Danach stellte unser Bezirksapostel den Wert des Gottesdienstes heraus, in dem unsere Seelen gesegnet werden können. Gottes Segen vermittelt Zuversicht und Freude. Die Seelen erhalten den Frieden des Allerhöchsten, den der Bezirksapostel den Geschwistern kraft seines Amtes übermittelte.
Gott möchte durch die Arbeit des Heiligen Geistes in den Seelen einen Aufbau gestalten, der zur Vollendung des Werkes Gottes und zur Heimholung der Braut führt. Allerdings sei festzustellen, dass er durch ein unbedachtes Wort oder eine böse Tat manches Aufgebaute schnell zerstört werden kann.


Seien wir also auf der Hut:


Schon bei Adam und Eva im Paradies kam der Gedanke auf: Sollte Gott das wohl so gesagt haben? Satan zerstörte das Vertrauen der ersten Menschen in Gott. So geht Satan auch heute vor.

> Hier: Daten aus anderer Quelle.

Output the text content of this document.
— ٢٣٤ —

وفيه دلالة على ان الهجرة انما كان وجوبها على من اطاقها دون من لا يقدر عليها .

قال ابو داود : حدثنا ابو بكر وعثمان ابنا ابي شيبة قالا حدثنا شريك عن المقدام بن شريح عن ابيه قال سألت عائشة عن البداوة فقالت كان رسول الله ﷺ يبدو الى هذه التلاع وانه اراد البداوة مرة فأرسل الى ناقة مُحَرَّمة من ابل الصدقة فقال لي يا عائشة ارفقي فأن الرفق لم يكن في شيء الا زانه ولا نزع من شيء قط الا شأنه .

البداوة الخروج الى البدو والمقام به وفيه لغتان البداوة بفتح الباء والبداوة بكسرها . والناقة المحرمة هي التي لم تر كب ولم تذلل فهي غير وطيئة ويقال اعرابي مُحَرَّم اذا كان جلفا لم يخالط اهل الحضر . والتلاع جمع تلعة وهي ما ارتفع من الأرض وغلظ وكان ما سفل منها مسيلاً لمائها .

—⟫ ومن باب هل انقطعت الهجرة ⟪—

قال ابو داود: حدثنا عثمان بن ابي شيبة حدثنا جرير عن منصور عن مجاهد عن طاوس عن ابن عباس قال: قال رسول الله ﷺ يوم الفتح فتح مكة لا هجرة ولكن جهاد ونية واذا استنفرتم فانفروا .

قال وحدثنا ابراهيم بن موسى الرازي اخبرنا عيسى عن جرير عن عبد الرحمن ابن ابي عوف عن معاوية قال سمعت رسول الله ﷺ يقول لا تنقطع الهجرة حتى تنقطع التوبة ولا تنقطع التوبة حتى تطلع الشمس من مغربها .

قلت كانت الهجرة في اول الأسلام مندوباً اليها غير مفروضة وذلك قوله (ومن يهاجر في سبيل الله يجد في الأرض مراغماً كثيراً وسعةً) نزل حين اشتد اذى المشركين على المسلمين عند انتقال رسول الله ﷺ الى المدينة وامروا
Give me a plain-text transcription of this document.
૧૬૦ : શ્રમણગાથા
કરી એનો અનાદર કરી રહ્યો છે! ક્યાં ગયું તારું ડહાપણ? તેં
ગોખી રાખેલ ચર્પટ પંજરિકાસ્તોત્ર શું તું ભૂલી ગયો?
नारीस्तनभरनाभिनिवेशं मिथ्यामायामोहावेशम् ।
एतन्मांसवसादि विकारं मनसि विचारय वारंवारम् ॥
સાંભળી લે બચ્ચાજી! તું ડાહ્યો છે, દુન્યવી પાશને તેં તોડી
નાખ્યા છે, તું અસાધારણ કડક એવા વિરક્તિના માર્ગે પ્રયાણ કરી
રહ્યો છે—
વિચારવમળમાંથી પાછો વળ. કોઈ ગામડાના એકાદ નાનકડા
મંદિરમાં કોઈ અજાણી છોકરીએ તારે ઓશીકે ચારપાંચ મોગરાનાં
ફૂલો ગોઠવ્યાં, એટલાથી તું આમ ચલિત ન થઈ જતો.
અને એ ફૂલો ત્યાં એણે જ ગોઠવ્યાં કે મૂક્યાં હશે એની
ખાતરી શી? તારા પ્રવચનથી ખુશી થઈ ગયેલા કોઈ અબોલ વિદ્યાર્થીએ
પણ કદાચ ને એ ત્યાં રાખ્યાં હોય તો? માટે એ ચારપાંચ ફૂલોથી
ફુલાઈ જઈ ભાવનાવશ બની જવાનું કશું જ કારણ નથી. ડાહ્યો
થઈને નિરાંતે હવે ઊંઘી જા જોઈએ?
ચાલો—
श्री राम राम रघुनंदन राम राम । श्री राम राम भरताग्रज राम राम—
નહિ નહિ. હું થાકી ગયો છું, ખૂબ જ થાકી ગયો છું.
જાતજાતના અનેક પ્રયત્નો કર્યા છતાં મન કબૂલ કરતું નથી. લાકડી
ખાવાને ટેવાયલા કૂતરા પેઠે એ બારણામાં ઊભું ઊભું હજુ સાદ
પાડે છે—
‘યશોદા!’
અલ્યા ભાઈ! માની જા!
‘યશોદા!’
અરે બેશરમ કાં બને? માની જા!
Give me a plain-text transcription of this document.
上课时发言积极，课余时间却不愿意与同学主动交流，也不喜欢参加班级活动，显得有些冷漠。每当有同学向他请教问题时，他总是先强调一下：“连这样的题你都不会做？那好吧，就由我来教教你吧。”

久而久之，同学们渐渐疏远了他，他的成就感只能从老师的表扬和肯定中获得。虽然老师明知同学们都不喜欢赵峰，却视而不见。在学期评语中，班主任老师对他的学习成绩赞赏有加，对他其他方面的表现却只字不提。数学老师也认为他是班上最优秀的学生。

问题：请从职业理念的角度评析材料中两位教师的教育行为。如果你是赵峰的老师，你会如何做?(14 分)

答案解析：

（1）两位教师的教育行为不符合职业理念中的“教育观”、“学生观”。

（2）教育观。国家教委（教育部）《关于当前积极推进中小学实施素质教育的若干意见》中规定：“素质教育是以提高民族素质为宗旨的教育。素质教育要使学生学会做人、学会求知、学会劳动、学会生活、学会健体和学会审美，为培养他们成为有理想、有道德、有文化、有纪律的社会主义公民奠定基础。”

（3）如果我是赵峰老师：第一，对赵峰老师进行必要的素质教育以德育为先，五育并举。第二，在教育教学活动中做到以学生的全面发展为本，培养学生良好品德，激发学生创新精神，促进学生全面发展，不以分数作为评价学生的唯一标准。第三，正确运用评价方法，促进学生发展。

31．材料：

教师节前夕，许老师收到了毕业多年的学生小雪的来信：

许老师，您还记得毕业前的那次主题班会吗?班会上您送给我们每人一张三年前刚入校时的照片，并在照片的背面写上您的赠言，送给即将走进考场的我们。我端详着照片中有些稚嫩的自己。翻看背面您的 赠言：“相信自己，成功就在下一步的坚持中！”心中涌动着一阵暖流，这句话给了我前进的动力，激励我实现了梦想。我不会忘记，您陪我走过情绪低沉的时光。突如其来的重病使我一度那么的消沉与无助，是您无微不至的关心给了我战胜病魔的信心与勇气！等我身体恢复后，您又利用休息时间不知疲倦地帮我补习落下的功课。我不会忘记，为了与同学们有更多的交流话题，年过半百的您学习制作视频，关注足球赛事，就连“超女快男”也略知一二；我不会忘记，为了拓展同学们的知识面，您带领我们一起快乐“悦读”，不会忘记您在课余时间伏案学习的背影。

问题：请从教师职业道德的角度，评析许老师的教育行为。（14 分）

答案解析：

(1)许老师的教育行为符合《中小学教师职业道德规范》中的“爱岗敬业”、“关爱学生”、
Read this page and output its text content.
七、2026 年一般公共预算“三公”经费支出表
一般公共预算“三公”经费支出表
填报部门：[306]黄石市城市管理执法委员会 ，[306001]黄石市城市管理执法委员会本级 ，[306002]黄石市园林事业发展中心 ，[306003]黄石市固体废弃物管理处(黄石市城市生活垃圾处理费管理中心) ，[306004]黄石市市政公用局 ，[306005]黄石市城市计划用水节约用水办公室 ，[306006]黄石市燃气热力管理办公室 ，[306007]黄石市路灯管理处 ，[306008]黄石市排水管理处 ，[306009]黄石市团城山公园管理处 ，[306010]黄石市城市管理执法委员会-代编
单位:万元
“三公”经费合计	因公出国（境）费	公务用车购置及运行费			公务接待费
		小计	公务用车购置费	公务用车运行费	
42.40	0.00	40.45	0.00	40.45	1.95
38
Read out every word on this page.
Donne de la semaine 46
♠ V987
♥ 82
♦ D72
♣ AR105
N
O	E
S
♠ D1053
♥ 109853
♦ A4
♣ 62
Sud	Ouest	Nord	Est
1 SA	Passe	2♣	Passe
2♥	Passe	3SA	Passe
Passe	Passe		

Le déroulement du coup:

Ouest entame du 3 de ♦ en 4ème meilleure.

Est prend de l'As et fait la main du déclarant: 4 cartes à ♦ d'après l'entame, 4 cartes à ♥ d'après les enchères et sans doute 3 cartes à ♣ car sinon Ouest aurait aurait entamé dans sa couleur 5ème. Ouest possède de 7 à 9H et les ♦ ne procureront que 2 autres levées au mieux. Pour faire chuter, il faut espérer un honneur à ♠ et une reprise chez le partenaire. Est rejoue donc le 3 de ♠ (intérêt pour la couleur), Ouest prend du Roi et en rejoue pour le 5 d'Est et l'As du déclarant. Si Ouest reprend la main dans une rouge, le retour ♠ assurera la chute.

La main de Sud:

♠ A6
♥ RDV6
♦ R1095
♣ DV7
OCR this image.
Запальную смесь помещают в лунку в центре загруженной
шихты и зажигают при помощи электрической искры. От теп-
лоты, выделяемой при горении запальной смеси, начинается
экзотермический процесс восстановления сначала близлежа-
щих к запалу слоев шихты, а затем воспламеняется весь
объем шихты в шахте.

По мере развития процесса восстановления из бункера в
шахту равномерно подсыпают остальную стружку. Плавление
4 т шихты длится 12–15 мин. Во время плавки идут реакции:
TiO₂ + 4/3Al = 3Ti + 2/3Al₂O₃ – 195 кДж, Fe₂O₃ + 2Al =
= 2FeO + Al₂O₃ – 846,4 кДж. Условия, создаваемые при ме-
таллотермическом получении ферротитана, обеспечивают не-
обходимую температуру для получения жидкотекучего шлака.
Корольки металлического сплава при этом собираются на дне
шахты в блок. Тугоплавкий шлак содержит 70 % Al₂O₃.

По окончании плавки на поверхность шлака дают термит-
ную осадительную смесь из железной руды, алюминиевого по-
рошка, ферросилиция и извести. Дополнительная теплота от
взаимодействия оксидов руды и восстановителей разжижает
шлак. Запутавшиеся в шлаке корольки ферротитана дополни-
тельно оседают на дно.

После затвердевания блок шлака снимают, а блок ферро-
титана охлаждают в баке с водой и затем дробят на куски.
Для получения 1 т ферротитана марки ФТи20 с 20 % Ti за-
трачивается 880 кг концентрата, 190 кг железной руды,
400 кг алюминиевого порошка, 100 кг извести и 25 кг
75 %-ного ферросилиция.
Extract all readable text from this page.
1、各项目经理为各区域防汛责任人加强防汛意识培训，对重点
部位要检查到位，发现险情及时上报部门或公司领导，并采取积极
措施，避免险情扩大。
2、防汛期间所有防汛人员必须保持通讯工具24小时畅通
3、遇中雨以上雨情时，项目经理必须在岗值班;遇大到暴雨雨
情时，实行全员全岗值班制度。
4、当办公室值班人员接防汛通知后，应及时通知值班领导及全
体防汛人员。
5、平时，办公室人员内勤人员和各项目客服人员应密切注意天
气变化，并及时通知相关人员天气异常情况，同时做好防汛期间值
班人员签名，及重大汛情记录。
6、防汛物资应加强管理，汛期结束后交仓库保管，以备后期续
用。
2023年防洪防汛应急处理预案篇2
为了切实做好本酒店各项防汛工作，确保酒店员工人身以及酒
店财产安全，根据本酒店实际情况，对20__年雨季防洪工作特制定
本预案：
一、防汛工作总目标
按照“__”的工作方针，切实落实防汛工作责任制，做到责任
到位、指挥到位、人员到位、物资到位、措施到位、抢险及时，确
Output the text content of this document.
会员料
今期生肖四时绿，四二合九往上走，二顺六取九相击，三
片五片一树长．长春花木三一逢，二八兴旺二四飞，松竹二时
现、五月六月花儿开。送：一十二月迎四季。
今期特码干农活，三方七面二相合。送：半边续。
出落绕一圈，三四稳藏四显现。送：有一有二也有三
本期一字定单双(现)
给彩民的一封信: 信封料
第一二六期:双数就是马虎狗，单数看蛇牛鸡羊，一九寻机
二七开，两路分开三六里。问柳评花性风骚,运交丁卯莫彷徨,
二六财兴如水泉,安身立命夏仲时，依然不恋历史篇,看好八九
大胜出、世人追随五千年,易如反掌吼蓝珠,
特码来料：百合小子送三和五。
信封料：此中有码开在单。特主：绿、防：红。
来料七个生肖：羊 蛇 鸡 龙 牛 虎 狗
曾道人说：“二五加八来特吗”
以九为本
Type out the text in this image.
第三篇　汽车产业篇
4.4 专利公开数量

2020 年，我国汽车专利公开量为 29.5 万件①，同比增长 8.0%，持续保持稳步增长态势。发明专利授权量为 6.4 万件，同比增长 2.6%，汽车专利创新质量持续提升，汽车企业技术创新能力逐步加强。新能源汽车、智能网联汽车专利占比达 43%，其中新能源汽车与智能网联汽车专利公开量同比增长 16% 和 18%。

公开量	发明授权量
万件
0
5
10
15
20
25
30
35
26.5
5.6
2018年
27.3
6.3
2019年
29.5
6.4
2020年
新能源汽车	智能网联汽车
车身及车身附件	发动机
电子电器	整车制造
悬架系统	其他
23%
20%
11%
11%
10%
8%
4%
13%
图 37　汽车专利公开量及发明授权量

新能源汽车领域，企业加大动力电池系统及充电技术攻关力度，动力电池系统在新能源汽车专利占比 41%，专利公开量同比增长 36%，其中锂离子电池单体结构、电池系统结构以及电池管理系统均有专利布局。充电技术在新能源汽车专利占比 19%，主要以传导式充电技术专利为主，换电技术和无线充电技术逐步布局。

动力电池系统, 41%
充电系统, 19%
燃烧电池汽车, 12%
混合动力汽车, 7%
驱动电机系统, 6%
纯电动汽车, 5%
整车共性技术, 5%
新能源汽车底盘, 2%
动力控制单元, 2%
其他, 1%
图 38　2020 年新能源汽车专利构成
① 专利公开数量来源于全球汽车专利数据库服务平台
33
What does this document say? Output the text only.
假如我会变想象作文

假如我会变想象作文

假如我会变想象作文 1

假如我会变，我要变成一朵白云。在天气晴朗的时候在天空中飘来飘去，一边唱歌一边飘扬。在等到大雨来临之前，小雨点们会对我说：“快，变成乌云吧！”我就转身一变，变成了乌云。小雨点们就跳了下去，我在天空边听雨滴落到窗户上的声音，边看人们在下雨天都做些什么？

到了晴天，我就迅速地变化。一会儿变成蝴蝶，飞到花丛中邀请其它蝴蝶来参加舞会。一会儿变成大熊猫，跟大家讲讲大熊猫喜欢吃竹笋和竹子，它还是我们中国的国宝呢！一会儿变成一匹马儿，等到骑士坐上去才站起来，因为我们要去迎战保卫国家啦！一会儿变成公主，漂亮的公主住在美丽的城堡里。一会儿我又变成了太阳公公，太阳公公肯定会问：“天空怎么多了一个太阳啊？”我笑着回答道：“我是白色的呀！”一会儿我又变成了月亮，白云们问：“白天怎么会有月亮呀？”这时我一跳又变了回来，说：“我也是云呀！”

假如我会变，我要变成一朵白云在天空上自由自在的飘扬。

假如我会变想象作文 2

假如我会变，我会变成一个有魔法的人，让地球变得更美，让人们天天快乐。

Er möchte unser Vertrauen in Gottes Führung und Hilfe zerstören.
Zur Zeit eines Noah drehte sich alles um das irdische Leben. Die Menschen wollten sich vom Geist Gottes nichts mehr sagen lassen. Das war ebenfalls das Werk Satans. Das enge Verhältnis zwischen Gott und den Menschen war nachhaltig zerstört.

Auch in unserer Zeit besteht die Gefahr, dass das Irdische überhand nimmt. Das Bleibende und Ewige wird immer mehr in den Hintergrund gedrängt.
Zur Zeit des Mose stellten Korach und die Israeliten, die sich zu diesem hielten, die Frage: Redet Gott allein durch Mose? Ihr Vertrauen in Mose als den von Gott gegebenen Führer war zerstört.
Wir wollen uns heute nicht das Vertrauen in die von Gott gesandten Boten nehmen lassen, auch wenn manche menschlichen Unvollkommenheiten vorhanden sind.
Der Herr Jesus sprach von dem ungetreuen Knecht, der in seinem Herzen sagt: Mein Herr kommt noch lange nicht. Bei einer solchen Einstellung hat Satan etwas zerstört, nämlich die Sehnsucht nach dem Tag des Herrn.
Wir wollen uns nicht das Verlangen und den Glauben an die nahe Wiederkunft unseres Herrn nehmen lassen.
Aus dem Bibelwort gehen wichtige Grundsätze für das ewige Leben hervor. Liegt die Gewichtung unserer Lebensgestaltung bei den materiellen Gütern oder steht bei uns das Streben nach dem ewigen Leben im Vordergrund? Jeder möge stets das ewige Leben in der Gemeinschaft mit Herrn und die Vorbereitung auf dieses Dasein im Auge haben.
Apostel Drave unterstrich den hohen Wert des Gottesdienstes und der persönlichen Zwiesprache mit Gott. Dies sei „bahnbrechend“. Er erinnerte an den Aufruf des Stammapostels, darin Beharrlichkeit zu beweisen.
Vor der Feier des Heiligen Abendmahles führte der Bezirksapostel an, dass auch ihm die Zukunft verschlossen sei. Aber eines wisse er: Jesus wird wiederkommen und die Seinen zu sich holen.
Zur Feier des Heiligen Abendmahles sang die Gemeinde das Lied 296. Der Übersetzer des aus dem englischen Sprachraum stammenden Liedes, Heinrich Rickers, war ein Bauernsohn aus Glückstadt. Diesen Gedanken vertiefte der Bezirksapostel., als das Heilige Abendmahl für die Entschlafenen gereicht wurde.
Zudem erlebte die Gemeinde die Versiegelung eines Kindes, eine Inruhesetzung eines bewährten Priesters und die Ordination eines Diakonen.